Probably the best way we will ever hear this unique outfit. Shabalala Doobedoo.
30 tracks / 133 Minutes
Along with Manfred Mann, Hugh Masekela and Dave Matthews, Ladysmith Black Mambazo (LBM) must be South Africa’s leading cultural exporters. This excellent compilation brings together two discs full of strong collaborations with some world famous artists.
Like the Chieftains, LBM thrive on working with others. For them it is an expression of unity between people; for the listener it usually means well-judged variations on their velvet vocals. They blend beautifully with some singers, give others a rich backing and add new textures to old songs.
The collection strikingly features strong vocalists, often those who complement the wonderfully-named Joseph Shabalala and his colleagues. It is thoughtfuly arranged so that the bulk of the Western singers (such as Dolly Parton on a highly polished “Knocking on Heaven’s Door” and Emmylou Harris on a medley of “Amazing Grace / Nearer my God to Thee”) are on the first disc, leaving the slightly more integrated second disc for African and gospel collaborations with the likes of The Women of Mambazo for “Mamizolo” and Phoebe Snow for a stirring “People Get Ready”.
Not surprisingly, the best of the Western guests is Paul Simon, whose 1986 five-times platinum collaboration with the group, who were already huge in South Africa, brought them to the attention of the world. Two tracks from the phenomenal Graceland album (“Homeless” and “Diamonds on the Soles of her Shoes”) show how sensitively and seamlessly his voice blends with theirs. The same two tracks are repeated on the second disc, but with Melissa Etheridge and Sarah McLachlan as guests.

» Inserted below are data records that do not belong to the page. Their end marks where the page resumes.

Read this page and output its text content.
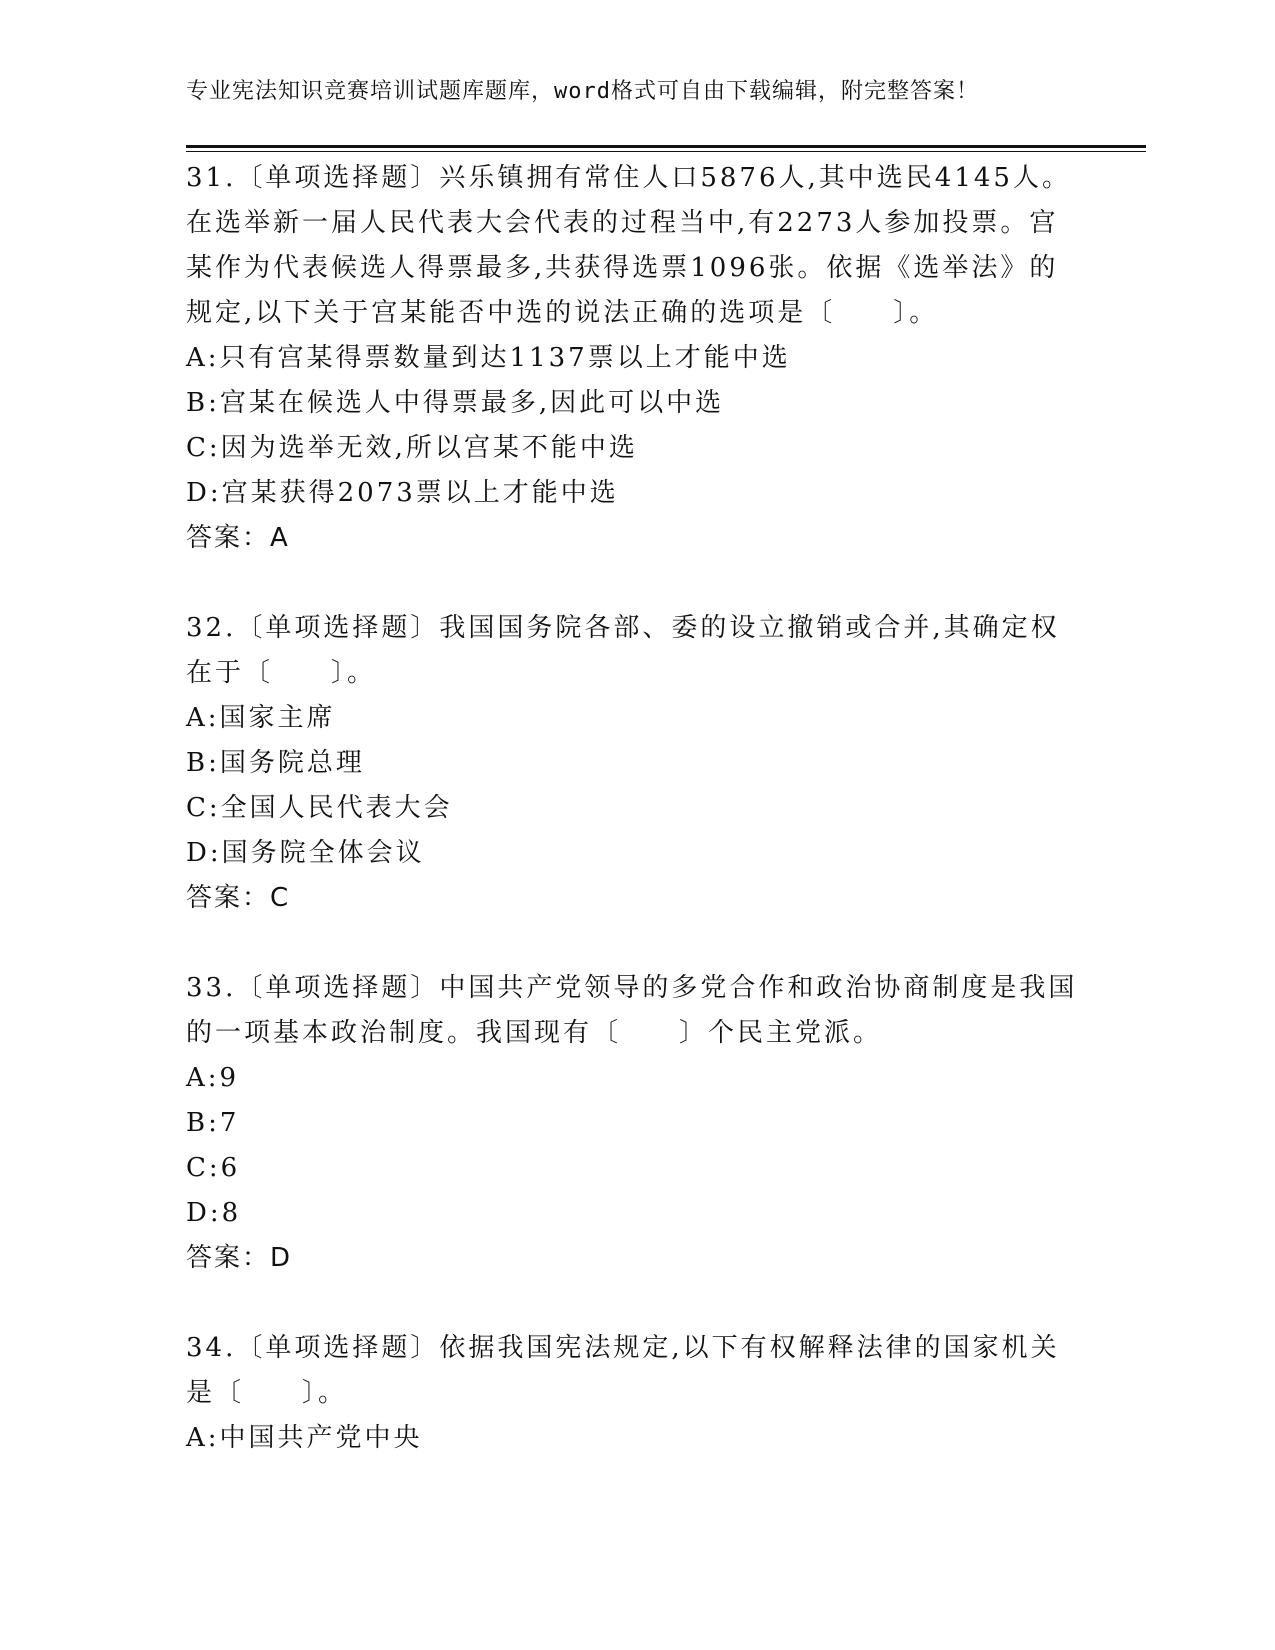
专业宪法知识竞赛培训试题库题库，word格式可自由下载编辑，附完整答案！

31.〔单项选择题〕兴乐镇拥有常住人口5876人,其中选民4145人。

在选举新一届人民代表大会代表的过程当中,有2273人参加投票。宫

某作为代表候选人得票最多,共获得选票1096张。依据《选举法》的

规定,以下关于宫某能否中选的说法正确的选项是〔　　〕。

A:只有宫某得票数量到达1137票以上才能中选

B:宫某在候选人中得票最多,因此可以中选

C:因为选举无效,所以宫某不能中选

D:宫某获得2073票以上才能中选

答案：A

32.〔单项选择题〕我国国务院各部、委的设立撤销或合并,其确定权

在于〔　　〕。

A:国家主席

B:国务院总理

C:全国人民代表大会

D:国务院全体会议

答案：C

33.〔单项选择题〕中国共产党领导的多党合作和政治协商制度是我国

的一项基本政治制度。我国现有〔　　〕个民主党派。

A:9

B:7

C:6

D:8

答案：D

34.〔单项选择题〕依据我国宪法规定,以下有权解释法律的国家机关

是〔　　〕。

A:中国共产党中央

This collection includes almost half of the songs on their Star and the Wiseman album, billed at the time as an “ultimate” collection – a heavily isicathamiya set so African that, after a while, the melodies can get lost and the sounds become a little dense. By contrast, the more familiar voices, songs and singers on And Friends make this highly accessible without losing the beauty of the South African vocals.
Out of 30 tracks there are only a couple of frustrations. Given the immense skill and beauty of their harmonies, to waste LBM on just grunts in Lou Rawls’ “Chain Gang” cover is insulting; and turning “Guide Me, Oh Thou Great Jehovah” into a Welsh sporting anthem feels like an act of vandalism. But neither of these small gripes reduces this set’s musical strength.
Other than the Simon collaborations, its highest peaks are often the collaborations with black voices, either because they gel well or because the gospel focus adds that spiritual zing. So “Oh Happy Day” (keeping the Edwin Hawkins arrangement), “Abezizwe (Uniting Nations Together)” and the Spiral Staircase remix of “Inkanyesi Nazazi” are highpoints of a great album.
Rarely do you get a collection that is so consistently strong. Well chosen and carefully sequenced, this release could be the best way that our ears will ever hear Ladysmith Black Mambazo.